How to hijack VPN tunnel session on Linux, FreeBSD, OpenBSD, MacOS, iOS and Android

A group of vulnerability testing specialists from the University of New Mexico, made up of William J. Tolley, Beau Kujath and Jedidiah R. Crandall, just reported a vulnerability present in most of Linux distributions and other operative systems that, if exploited, would allow threat actors to discover whether another user is connected to a VPN, the virtual address assigned to the server, and whether there are active connections to some specific websites. This attack would also allow data injection into TCP flow and connection hijacking.

Most distributions vulnerable to this flaw use the systemd version corrected after November 28, 2018, which disabled reverse path filtering; however, the attack also works against IPv6. For protection, adding a pre-routing rule to discard packets destined to the client’s virtual IP address is effective on some systems, but this was only tested on researchers’ machines.

The vulnerability works against OpenVPN, WireGuard, and IKEv2-IPSec and, although it has not been tested against tor, it is believed to be not vulnerable because it includes authentication and encryption in the userspace. Hackers can resort to the sent packets’ size and number to infer what kind of packets are sent through the VPN tunnel, regardless of the VPN technology used by the target user.

In their report, vulnerability testing experts divide the attack into three stages:

  • Determine the virtual IP address of the VPN client
  • Use the virtual IP address to make inferences about active connections
  • Use encrypted responses to unsolicited packets to determine the sequence and recognition numbers of the active connection to hijack the TCP session

Moreover, there are 4 components for attack playback:

  • Victim device (connected to AP, 192.168.12.x,
  • Access point (controlled by the attacker,
  • VPN server (not controlled by attacker,
  • A web server (not controlled by the attacker, public IP in a real scenario)

The target device must be connected to the access point (during testing a laptop with create_ap) was used. The device must then connect to its VPN provider.

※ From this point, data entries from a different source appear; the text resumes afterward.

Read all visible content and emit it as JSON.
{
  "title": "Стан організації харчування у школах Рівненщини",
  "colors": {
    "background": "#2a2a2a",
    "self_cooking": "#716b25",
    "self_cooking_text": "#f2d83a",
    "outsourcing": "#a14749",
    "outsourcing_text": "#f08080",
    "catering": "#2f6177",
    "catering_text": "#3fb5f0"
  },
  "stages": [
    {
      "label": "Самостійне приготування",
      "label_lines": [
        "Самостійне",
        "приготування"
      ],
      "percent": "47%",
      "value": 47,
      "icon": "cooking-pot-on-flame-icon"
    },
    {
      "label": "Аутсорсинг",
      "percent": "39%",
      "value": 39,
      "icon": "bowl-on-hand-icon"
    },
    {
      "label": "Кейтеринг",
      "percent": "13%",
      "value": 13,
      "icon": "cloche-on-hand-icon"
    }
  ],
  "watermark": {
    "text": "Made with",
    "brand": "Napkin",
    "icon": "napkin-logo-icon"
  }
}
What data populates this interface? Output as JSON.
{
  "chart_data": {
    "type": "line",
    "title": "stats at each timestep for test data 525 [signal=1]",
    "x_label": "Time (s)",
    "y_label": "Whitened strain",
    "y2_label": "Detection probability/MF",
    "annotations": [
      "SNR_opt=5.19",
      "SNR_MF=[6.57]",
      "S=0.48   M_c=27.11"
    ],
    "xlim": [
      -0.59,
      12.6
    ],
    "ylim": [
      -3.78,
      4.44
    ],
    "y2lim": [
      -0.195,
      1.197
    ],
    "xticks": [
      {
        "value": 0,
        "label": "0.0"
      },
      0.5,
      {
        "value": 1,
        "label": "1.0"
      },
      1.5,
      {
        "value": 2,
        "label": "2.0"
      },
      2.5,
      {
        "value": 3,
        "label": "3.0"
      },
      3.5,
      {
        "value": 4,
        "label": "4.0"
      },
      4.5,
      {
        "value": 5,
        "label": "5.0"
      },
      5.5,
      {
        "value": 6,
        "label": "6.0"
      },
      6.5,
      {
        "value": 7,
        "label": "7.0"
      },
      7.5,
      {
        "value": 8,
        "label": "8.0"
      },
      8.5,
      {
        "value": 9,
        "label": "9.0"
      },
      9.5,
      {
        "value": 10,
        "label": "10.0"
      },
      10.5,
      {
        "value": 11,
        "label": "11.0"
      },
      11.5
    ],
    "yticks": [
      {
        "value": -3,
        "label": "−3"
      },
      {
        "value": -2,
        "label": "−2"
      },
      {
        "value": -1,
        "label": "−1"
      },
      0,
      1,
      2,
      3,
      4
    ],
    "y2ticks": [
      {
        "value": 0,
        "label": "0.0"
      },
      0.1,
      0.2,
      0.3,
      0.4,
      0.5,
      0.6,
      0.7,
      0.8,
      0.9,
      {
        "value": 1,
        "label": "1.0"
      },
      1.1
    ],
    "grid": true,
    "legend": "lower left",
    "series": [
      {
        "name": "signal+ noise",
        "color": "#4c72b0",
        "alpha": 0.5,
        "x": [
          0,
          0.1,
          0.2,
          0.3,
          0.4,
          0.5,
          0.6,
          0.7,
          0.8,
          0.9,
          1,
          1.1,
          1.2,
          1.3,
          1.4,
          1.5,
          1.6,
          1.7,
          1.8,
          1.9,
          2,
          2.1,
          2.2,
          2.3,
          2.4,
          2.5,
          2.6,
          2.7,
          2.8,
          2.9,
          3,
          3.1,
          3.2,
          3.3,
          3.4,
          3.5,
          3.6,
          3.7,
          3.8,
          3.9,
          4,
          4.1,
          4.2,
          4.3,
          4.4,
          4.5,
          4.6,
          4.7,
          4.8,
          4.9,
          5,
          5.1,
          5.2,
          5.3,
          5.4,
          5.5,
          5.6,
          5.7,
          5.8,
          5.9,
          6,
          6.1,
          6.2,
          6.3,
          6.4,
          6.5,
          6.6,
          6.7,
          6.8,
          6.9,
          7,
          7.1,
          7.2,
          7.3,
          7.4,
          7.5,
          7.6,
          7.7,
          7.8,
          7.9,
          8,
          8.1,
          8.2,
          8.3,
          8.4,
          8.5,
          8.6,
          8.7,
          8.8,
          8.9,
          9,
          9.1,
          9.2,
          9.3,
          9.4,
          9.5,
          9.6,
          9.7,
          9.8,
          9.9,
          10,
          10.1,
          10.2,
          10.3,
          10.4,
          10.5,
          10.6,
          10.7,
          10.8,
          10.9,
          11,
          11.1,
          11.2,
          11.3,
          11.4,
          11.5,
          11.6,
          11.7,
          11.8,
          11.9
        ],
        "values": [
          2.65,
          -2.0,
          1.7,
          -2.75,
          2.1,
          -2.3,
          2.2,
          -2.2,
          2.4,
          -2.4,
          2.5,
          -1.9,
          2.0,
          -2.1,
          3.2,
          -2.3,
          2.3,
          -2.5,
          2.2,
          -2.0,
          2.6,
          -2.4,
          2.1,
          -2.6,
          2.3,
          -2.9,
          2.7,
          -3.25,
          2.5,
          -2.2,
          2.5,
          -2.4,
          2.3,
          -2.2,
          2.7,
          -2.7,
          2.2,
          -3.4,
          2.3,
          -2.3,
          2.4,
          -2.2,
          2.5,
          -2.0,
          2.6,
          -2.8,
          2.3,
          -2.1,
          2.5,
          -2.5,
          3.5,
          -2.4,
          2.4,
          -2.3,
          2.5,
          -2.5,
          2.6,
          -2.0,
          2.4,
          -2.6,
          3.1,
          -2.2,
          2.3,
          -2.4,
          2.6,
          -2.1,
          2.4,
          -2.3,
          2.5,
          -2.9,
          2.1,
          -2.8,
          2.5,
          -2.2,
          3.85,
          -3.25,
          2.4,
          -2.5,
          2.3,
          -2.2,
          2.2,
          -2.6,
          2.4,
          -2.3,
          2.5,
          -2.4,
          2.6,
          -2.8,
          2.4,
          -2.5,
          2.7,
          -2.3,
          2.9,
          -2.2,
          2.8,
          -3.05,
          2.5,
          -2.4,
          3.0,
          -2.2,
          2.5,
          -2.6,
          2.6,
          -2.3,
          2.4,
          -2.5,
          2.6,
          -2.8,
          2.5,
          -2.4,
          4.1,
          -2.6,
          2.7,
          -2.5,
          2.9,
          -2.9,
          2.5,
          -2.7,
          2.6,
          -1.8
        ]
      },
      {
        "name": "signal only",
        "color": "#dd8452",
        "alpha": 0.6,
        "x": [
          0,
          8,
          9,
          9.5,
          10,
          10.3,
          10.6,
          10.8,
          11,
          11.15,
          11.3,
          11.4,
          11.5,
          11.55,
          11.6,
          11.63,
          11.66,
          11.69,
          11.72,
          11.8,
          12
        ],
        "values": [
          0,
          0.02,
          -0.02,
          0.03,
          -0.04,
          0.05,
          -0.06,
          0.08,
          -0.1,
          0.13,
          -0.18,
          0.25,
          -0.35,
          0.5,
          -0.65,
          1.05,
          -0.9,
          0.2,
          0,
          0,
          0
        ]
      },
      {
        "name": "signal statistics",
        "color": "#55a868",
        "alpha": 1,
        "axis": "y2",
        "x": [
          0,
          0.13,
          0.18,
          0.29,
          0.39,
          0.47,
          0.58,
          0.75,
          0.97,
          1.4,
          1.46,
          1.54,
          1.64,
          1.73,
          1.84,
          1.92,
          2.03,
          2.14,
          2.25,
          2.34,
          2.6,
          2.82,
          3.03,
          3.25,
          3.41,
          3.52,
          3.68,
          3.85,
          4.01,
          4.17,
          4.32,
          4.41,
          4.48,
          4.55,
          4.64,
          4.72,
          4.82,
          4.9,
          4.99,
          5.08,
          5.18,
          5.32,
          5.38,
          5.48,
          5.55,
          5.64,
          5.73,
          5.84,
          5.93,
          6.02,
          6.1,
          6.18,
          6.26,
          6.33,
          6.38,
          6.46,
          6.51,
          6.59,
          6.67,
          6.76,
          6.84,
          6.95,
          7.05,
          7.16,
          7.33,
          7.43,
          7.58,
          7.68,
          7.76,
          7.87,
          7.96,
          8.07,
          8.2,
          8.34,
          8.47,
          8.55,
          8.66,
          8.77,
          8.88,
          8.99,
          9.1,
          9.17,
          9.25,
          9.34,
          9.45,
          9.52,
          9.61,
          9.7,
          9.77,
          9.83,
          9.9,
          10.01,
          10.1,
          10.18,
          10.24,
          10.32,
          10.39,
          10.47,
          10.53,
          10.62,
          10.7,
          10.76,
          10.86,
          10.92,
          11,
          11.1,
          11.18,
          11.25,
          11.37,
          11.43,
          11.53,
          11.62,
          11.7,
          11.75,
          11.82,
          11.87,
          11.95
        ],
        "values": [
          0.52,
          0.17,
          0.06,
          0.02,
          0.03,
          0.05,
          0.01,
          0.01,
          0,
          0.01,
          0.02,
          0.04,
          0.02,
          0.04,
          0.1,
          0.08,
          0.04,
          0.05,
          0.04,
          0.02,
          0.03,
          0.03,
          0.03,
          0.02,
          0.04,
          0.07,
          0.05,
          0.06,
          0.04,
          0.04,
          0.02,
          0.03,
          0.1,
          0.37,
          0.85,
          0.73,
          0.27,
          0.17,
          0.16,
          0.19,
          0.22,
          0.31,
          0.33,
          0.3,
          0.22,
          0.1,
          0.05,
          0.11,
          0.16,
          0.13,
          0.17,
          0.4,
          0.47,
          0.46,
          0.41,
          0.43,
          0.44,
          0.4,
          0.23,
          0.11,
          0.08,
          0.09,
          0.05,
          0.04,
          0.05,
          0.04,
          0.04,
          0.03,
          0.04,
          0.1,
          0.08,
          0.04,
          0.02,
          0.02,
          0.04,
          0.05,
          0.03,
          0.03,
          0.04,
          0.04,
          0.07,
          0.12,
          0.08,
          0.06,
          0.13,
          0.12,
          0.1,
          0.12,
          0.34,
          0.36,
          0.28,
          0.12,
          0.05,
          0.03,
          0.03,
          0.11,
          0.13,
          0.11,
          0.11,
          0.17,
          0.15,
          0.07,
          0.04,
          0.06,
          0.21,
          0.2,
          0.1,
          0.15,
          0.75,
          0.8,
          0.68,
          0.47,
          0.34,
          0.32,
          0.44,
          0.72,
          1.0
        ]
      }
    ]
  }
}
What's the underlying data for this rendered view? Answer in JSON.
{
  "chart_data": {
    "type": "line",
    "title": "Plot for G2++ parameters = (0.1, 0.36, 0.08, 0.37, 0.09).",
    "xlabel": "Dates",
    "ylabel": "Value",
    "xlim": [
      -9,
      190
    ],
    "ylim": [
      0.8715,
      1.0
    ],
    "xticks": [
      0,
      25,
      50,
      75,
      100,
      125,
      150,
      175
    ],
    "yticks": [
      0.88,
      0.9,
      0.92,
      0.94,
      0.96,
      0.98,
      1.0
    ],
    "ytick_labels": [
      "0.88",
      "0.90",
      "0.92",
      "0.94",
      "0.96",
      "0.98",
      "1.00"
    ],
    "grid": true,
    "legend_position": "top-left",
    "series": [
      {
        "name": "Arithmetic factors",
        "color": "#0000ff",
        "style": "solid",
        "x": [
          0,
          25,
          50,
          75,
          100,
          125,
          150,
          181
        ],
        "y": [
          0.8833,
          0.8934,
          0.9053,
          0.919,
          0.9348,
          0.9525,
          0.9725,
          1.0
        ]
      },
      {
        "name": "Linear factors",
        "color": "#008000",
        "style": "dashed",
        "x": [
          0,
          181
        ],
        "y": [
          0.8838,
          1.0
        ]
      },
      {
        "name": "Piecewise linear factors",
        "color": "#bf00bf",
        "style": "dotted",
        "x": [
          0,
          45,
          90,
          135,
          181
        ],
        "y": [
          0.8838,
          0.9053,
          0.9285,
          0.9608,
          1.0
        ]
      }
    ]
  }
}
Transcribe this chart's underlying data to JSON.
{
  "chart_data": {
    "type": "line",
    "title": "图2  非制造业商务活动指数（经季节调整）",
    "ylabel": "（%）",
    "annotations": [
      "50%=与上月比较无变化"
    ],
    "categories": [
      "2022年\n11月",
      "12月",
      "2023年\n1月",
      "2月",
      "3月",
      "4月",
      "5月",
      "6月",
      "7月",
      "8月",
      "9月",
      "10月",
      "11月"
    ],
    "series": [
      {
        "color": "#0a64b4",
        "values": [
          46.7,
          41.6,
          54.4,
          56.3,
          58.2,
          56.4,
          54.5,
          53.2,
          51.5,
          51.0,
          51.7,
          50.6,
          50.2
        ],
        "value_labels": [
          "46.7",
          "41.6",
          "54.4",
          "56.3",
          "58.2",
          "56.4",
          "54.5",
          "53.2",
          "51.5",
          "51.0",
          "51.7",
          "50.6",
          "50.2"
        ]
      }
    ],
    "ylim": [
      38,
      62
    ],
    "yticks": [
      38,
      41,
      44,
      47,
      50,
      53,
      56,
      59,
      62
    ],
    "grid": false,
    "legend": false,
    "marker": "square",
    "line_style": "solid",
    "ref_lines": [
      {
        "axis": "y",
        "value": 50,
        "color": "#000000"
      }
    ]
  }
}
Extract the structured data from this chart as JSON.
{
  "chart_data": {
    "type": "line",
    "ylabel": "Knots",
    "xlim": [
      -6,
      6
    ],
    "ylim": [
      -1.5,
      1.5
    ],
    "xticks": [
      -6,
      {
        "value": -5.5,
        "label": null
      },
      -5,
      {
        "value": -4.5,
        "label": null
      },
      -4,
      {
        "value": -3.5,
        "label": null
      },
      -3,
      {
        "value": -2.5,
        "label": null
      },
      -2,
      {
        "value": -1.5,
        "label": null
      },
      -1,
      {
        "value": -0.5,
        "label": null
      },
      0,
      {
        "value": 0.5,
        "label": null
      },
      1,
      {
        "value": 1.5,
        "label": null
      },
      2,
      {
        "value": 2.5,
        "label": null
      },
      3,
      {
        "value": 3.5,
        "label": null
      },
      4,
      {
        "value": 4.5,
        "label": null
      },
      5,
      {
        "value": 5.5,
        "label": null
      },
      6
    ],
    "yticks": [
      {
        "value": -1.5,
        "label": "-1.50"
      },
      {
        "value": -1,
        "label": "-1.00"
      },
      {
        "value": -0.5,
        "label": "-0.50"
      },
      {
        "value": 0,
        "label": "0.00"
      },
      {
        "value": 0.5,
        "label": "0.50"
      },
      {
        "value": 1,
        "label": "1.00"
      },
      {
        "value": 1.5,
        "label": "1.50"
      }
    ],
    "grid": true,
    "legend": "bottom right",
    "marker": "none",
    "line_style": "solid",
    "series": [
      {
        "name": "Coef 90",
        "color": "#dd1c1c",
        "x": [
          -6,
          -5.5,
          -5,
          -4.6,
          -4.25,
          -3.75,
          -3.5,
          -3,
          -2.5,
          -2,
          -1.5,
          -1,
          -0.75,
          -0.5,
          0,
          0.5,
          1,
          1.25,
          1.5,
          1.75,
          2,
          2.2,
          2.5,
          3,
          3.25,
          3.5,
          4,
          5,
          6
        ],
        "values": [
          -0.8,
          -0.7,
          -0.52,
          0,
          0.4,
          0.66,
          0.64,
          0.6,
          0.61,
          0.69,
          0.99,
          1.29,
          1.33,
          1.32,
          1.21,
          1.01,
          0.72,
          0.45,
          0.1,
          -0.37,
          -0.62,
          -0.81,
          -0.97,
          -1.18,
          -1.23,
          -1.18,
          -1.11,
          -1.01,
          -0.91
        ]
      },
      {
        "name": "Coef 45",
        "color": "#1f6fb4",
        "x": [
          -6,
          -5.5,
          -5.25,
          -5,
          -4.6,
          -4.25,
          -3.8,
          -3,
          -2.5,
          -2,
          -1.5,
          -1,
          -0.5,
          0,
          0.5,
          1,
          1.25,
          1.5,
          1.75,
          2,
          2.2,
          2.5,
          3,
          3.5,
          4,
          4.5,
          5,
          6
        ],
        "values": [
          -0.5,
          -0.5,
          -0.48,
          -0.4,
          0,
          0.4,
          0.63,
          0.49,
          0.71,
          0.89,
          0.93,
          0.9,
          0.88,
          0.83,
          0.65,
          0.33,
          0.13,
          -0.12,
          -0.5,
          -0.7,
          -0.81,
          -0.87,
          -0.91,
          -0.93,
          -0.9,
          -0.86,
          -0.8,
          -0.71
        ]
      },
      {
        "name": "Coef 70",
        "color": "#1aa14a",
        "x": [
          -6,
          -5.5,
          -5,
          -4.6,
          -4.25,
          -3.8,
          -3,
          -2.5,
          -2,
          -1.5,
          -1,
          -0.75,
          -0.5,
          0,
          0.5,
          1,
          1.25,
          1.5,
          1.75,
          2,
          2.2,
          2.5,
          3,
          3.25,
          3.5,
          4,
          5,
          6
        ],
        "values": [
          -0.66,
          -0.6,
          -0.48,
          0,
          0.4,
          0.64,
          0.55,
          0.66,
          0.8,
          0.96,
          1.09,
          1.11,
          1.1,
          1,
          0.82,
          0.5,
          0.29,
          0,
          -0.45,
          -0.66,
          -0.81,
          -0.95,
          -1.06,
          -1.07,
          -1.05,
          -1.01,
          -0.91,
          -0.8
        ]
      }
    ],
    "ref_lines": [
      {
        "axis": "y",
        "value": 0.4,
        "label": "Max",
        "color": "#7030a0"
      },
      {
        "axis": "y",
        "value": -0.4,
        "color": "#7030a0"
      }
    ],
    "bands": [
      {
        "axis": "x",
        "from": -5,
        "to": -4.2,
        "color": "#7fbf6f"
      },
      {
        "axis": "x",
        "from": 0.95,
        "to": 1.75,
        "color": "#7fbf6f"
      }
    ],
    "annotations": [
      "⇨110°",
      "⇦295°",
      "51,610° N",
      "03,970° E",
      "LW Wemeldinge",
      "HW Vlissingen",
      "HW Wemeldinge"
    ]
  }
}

List of affected operating systems

The vulnerability was successfully analyzed on the following operating systems:

  • Ubuntu 19.10 (systemd)
  • Fedora (systemd)
  • Debian 10.2 (systemd)
  • Arc 2019.05 (systemd)
  • Manjaro 18.1.1 (systemd)
  • Return (sysV init)
  • MX Linux 19 (Mepis + antiX)
  • Empty Linux (runit)
  • Slackware 14.2 (rc.d)
  • Deepin (rc.d)
  • FreeBSD (rc.d)
  • OpenBSD (rc.d)

This list consists only of the operating systems analyzed during the investigation, so vulnerability testing experts mention that other distributions need to be tested.

Potential solutions

Enable reverse route filtering

Possible problem implementing this solution: Asynchronous routing is not reliable on mobile devices, etc. It is not clear that this is really a solution, as it seems to work on other operating systems with different networks. In addition, even with reverse route filtering in strict mode, the first two parts of the attack can be completed, allowing the attacker to make inferences about active connections, making it still possible to complete the attack.

Fake IP addresses leaking

Potential problem in implementing this solution: Local network addresses used for VPNs and local networks, and some nations, such as Iran, use reserved private IP space as part of public space.

Encrypted packet size and timing

Because the size and number of packets allow the attacker to bypass the encryption provided by the VPN service, perhaps some kind of padding could be added to the encrypted packets to be the same size. In addition, because the Process Limit Challenge ACK allows us to determine whether the encrypted packets are Challenge ACKs, allowing the host to respond with packets of equivalent size after exhausting this limit could prevent the attacker from making this inference, as mentioned by vulnerability testing experts from the International Institute of Cyber Security (IICS).

A full report on this vulnerability, its scope and the potential consequences of its exploitation is now ready for publication, however, it will be revealed until the compromised Linux distributions launch an appropriate solution. Other affected services that have already been notified include Systemd, Google, Apple, OpenVPN and WireGuard, as well as other distributions of the affected operating systems.